Prologo.

Corre el año de 1888 en Escocia.

El antiguo castillo de Dunnottard, ubicado sobre un olvidado precipicio rocoso al nordeste del país, que en los tiempos medievales fue testigo de la llegada de los muchos navíos extranjeros que trajo consigo el mar para bien o para mal, ahora no era mas que las ruinas de una importante fortaleza azotada por la furia de una poderosa tormenta. Golpeaba la lluvia con resonante furia la antigua piedra de los muros, y en el alto cielo cubierto por gruesas nubes negras destellaba el rayo y rugía con solemne bravura el trueno, ensordeciendo a quien lo escuchara.

Dentro del castillo, en una torre cuyo techo abierto daba paso libre a la lluvia y dejaba al descubierto el emocionante espectáculo de luces y fuertes sonidos había una especie de viejo laboratorio en donde estaba un hombre corpulento de mediana estatura, de ya considerable edad avanzada, con la mirada escondida detrás de un par de gruesas gafas de soldador, cubierto por un largo delantal y guantes de cuero negro que se movía sin cesar alrededor de un ataúd puesto sobre una plataforma rectangular de hierro que a su vez estaba puesta sobre una mesa de ya oxidado material. Se movía por todo ángulo ajustando correas, ensamblando unos enormes ganchos en las esquinas de la plataforma y conectando enormes cables, que descendían desde seis estructuras de metal puestas en el techo, en el interior del ataúd; de aquellas mismas estructuras surgían también una especie de globos conectados por un cable conductor. Todo esto hacia aquel singular individuo a la vez que los blancos cabellos de la cabeza y la barba, que en otro tiempo debieron ser rubios, se empapaban y helaban por la lluvia del cruel frio de noviembre. Pero Escocia ciertamente no conocía otro clima. Aquella lejana tierra congelada tan cercana al letal Ártico no tendría piedad con los pobres enfermos de las calles que ni de chiste podrían pagar los medicamentos que les permitirían vivir un poco mas.

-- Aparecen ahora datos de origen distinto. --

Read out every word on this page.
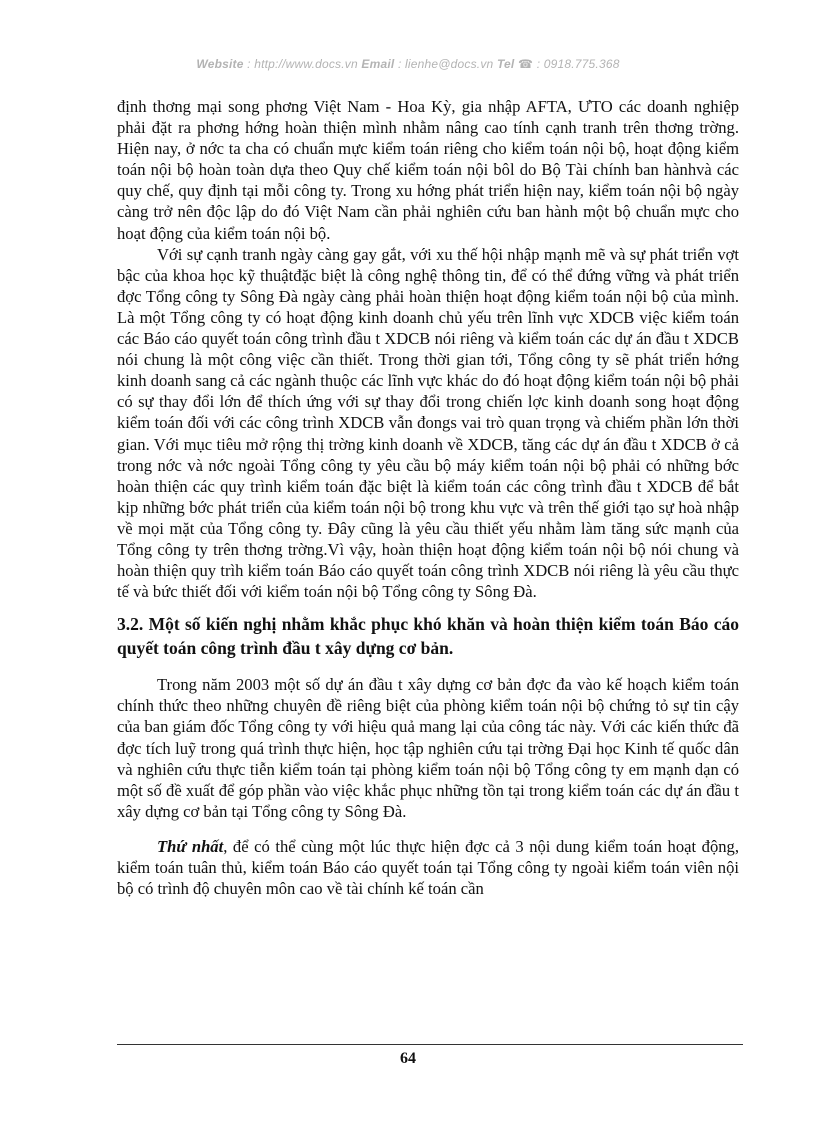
Website : http://www.docs.vn Email : lienhe@docs.vn Tel ☎ : 0918.775.368

định thơng mại song phơng Việt Nam - Hoa Kỳ, gia nhập AFTA, ƯTO các doanh nghiệp phải đặt ra phơng hớng hoàn thiện mình nhằm nâng cao tính cạnh tranh trên thơng trờng. Hiện nay, ở nớc ta cha có chuẩn mực kiểm toán riêng cho kiểm toán nội bộ, hoạt động kiểm toán nội bộ hoàn toàn dựa theo Quy chế kiểm toán nội bôl do Bộ Tài chính ban hànhvà các quy chế, quy định tại mỗi công ty. Trong xu hớng phát triển hiện nay, kiểm toán nội bộ ngày càng trở nên độc lập do đó Việt Nam cần phải nghiên cứu ban hành một bộ chuẩn mực cho hoạt động của kiểm toán nội bộ.

Với sự cạnh tranh ngày càng gay gắt, với xu thế hội nhập mạnh mẽ và sự phát triển vợt bậc của khoa học kỹ thuậtđặc biệt là công nghệ thông tin, để có thể đứng vững và phát triển đợc Tổng công ty Sông Đà ngày càng phải hoàn thiện hoạt động kiểm toán nội bộ của mình. Là một Tổng công ty có hoạt động kinh doanh chủ yếu trên lĩnh vực XDCB việc kiểm toán các Báo cáo quyết toán công trình đầu t XDCB nói riêng và kiểm toán các dự án đầu t XDCB nói chung là một công việc cần thiết. Trong thời gian tới, Tổng công ty sẽ phát triển hớng kinh doanh sang cả các ngành thuộc các lĩnh vực khác do đó hoạt động kiểm toán nội bộ phải có sự thay đổi lớn để thích ứng với sự thay đổi trong chiến lợc kinh doanh song hoạt động kiểm toán đối với các công trình XDCB vẫn đongs vai trò quan trọng và chiếm phần lớn thời gian. Với mục tiêu mở rộng thị trờng kinh doanh về XDCB, tăng các dự án đầu t XDCB ở cả trong nớc và nớc ngoài Tổng công ty yêu cầu bộ máy kiểm toán nội bộ phải có những bớc hoàn thiện các quy trình kiểm toán đặc biệt là kiểm toán các công trình đầu t XDCB để bắt kịp những bớc phát triển của kiểm toán nội bộ trong khu vực và trên thế giới tạo sự hoà nhập về mọi mặt của Tổng công ty. Đây cũng là yêu cầu thiết yếu nhằm làm tăng sức mạnh của Tổng công ty trên thơng trờng.Vì vậy, hoàn thiện hoạt động kiểm toán nội bộ nói chung và hoàn thiện quy trìh kiểm toán Báo cáo quyết toán công trình XDCB nói riêng là yêu cầu thực tế và bức thiết đối với kiểm toán nội bộ Tổng công ty Sông Đà.

3.2. Một số kiến nghị nhằm khắc phục khó khăn và hoàn thiện kiểm toán Báo cáo quyết toán công trình đầu t xây dựng cơ bản.

Trong năm 2003 một số dự án đầu t xây dựng cơ bản đợc đa vào kế hoạch kiểm toán chính thức theo những chuyên đề riêng biệt của phòng kiểm toán nội bộ chứng tỏ sự tin cậy của ban giám đốc Tổng công ty với hiệu quả mang lại của công tác này. Với các kiến thức đã đợc tích luỹ trong quá trình thực hiện, học tập nghiên cứu tại trờng Đại học Kinh tế quốc dân và nghiên cứu thực tiễn kiểm toán tại phòng kiểm toán nội bộ Tổng công ty em mạnh dạn có một số đề xuất để góp phần vào việc khắc phục những tồn tại trong kiểm toán các dự án đầu t xây dựng cơ bản tại Tổng công ty Sông Đà.

Thứ nhất, để có thể cùng một lúc thực hiện đợc cả 3 nội dung kiểm toán hoạt động, kiểm toán tuân thủ, kiểm toán Báo cáo quyết toán tại Tổng công ty ngoài kiểm toán viên nội bộ có trình độ chuyên môn cao về tài chính kế toán cần

64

"Vivir un poco mas", pensaba él, "Yo soñaba con que el hombre viviese un poco mas".

A sus espaldas, un hombre alto y de apariencia atlética, cuyo rostro bien afeitado también delataba su edad, lo veía ir y venir de un lado para otro tratando de terminar su trabajo. Llevaba puesto un traje cubierto por una gruesa gabardina negra, guantes de cuero en las manos y un sombrero negro de ala ancha por donde el agua parecía caer en pequeñas cataratas ocultando sus grises cabellos peinados hacia atrás, y bajo uno de sus brazos sostenía un grueso libro de portada tan desgastada y amarillentas paginas que sin miramiento alguno debía ya de tener siglos existiendo. Una sonrisa adornaba su cara y sus viejos ojos brillaban de emoción al ver a su compañero tan cerca de darle la oportunidad de conseguir lo que desde hace años había planeado. Y por fin , luego de tanto tiempo esperando, su tan anhelado día había llegado, y una apropiada tormenta lo acompañaba para acabar con broche de oro la escena final que, con el libro bajo su brazo, se encargaría de complementar.

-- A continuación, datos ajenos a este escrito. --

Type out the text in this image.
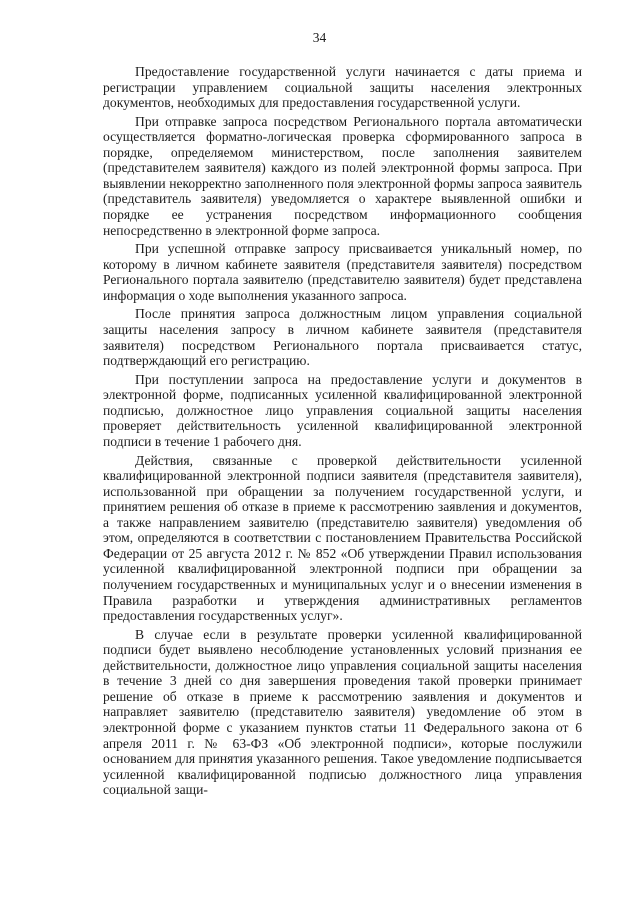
34

Предоставление государственной услуги начинается с даты приема и регистрации управлением социальной защиты населения электронных документов, необходимых для предоставления государственной услуги.

При отправке запроса посредством Регионального портала автоматически осуществляется форматно-логическая проверка сформированного запроса в порядке, определяемом министерством, после заполнения заявителем (представителем заявителя) каждого из полей электронной формы запроса. При выявлении некорректно заполненного поля электронной формы запроса заявитель (представитель заявителя) уведомляется о характере выявленной ошибки и порядке ее устранения посредством информационного сообщения непосредственно в электронной форме запроса.

При успешной отправке запросу присваивается уникальный номер, по которому в личном кабинете заявителя (представителя заявителя) посредством Регионального портала заявителю (представителю заявителя) будет представлена информация о ходе выполнения указанного запроса.

После принятия запроса должностным лицом управления социальной защиты населения запросу в личном кабинете заявителя (представителя заявителя) посредством Регионального портала присваивается статус, подтверждающий его регистрацию.

При поступлении запроса на предоставление услуги и документов в электронной форме, подписанных усиленной квалифицированной электронной подписью, должностное лицо управления социальной защиты населения проверяет действительность усиленной квалифицированной электронной подписи в течение 1 рабочего дня.

Действия, связанные с проверкой действительности усиленной квалифицированной электронной подписи заявителя (представителя заявителя), использованной при обращении за получением государственной услуги, и принятием решения об отказе в приеме к рассмотрению заявления и документов, а также направлением заявителю (представителю заявителя) уведомления об этом, определяются в соответствии с постановлением Правительства Российской Федерации от 25 августа 2012 г. № 852 «Об утверждении Правил использования усиленной квалифицированной электронной подписи при обращении за получением государственных и муниципальных услуг и о внесении изменения в Правила разработки и утверждения административных регламентов предоставления государственных услуг».

В случае если в результате проверки усиленной квалифицированной подписи будет выявлено несоблюдение установленных условий признания ее действительности, должностное лицо управления социальной защиты населения в течение 3 дней со дня завершения проведения такой проверки принимает решение об отказе в приеме к рассмотрению заявления и документов и направляет заявителю (представителю заявителя) уведомление об этом в электронной форме с указанием пунктов статьи 11 Федерального закона от 6 апреля 2011 г. № 63-ФЗ «Об электронной подписи», которые послужили основанием для принятия указанного решения. Такое уведомление подписывается усиленной квалифицированной подписью должностного лица управления социальной защи-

Se dio entonces que su compañero dejo de moverse alrededor de la mesa y camino hasta donde él mientras se retiraba las gafas, no sin antes dar un ultimo vistazo a todo, revelando unos terribles círculos grises alrededor de los ojos y una mirada que denotaba preocupación.

-Ya esta listo—Anuncio sin mucha emoción. El otro, muy al contrario, hizo crecer su sonrisa al tiempo en que el pecho parecía inflamársele de regocijo.

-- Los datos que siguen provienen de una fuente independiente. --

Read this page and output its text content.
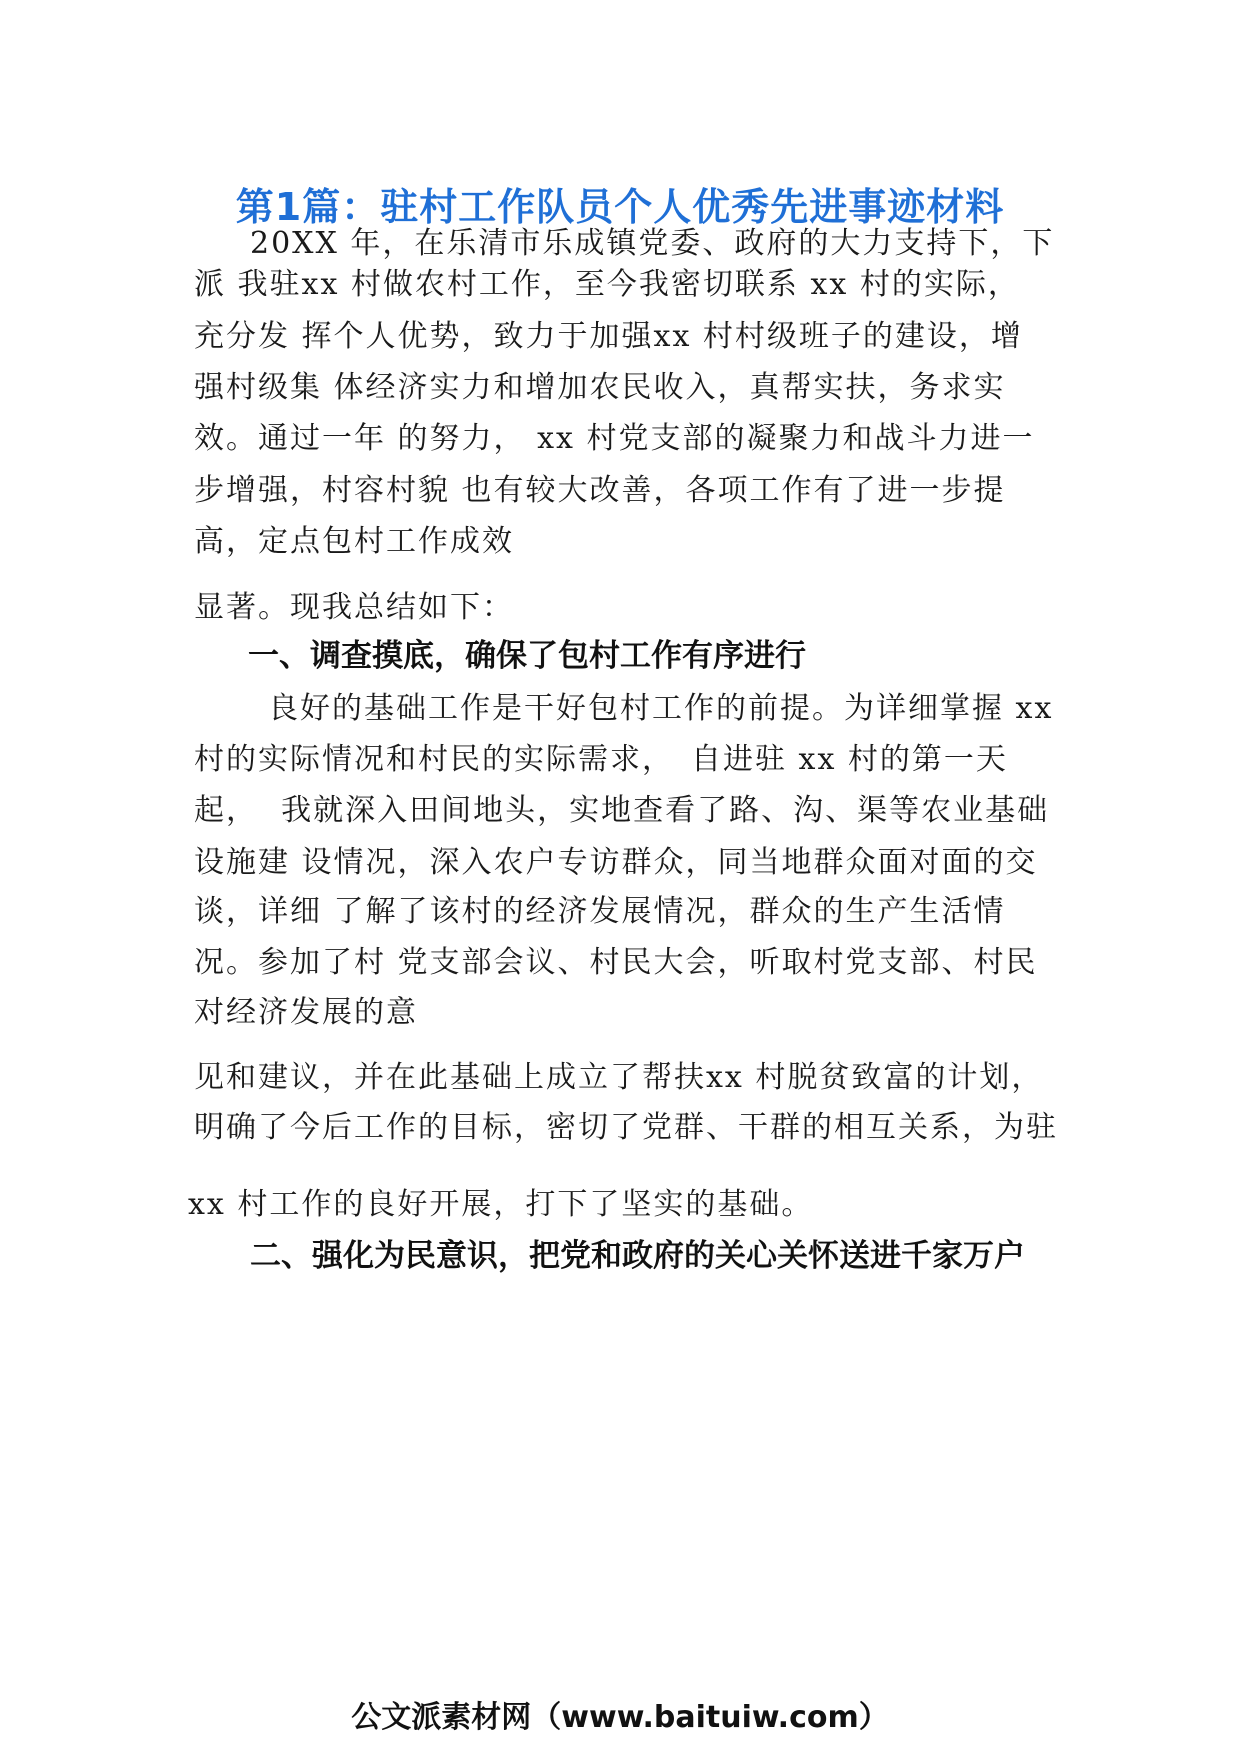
第1篇：驻村工作队员个人优秀先进事迹材料
　20XX 年，在乐清市乐成镇党委、政府的大力支持下，下
派 我驻xx 村做农村工作，至今我密切联系 xx 村的实际，
充分发 挥个人优势，致力于加强xx 村村级班子的建设，增
强村级集 体经济实力和增加农民收入，真帮实扶，务求实
效。通过一年 的努力， xx 村党支部的凝聚力和战斗力进一
步增强，村容村貌 也有较大改善，各项工作有了进一步提
高，定点包村工作成效
显著。现我总结如下：
一、调查摸底，确保了包村工作有序进行
　良好的基础工作是干好包村工作的前提。为详细掌握 xx
村的实际情况和村民的实际需求，　自进驻 xx 村的第一天
起，  我就深入田间地头，实地查看了路、沟、渠等农业基础
设施建 设情况，深入农户专访群众，同当地群众面对面的交
谈，详细 了解了该村的经济发展情况，群众的生产生活情
况。参加了村 党支部会议、村民大会，听取村党支部、村民
对经济发展的意
见和建议，并在此基础上成立了帮扶xx 村脱贫致富的计划，
明确了今后工作的目标，密切了党群、干群的相互关系，为驻
xx 村工作的良好开展，打下了坚实的基础。
二、强化为民意识，把党和政府的关心关怀送进千家万户
公文派素材网（www.baituiw.com）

-¡Excelente, mi buen amigo! ¡Excelente!— Exclamaba eufórico el viejo Abraham van Hellsing.

Víctor Frankenstein, sin embargo, no se veía tan emocionado como lo estaba su peculiar compañero. Ya había hecho eso antes y sabia mejor que nadie que era arriesgado, por no decir un sueño frustrado.

-Van Hellsing, ¿de verdad estas seguro de que quieres seguir con esto? Piénsalo un poco, aun podemos dejarlo así.

-¡Oh, pero que tonterías dices, Víctor! Por supuesto que hay que continuar. Estamos a nada de obtener la victoria de las victorias, mi buen doctor. Ya no podemos dar marcha atrás— Decía sin poder ocultar la emoción en su voz, importándole poco los consejos de aquel que se sentía cómplice de una barbarie que traerían el Armagedón al mundo.

-Insisto en que hay que parar. Abraham, esto es una locura, una total, absoluta y atroz locura. Te estas metiendo con fuerzas ajenas a cualquier naturaleza o ciencia humana.

-Entonces no debiste aceptar en primer lugar. Y mira quien lo dice además.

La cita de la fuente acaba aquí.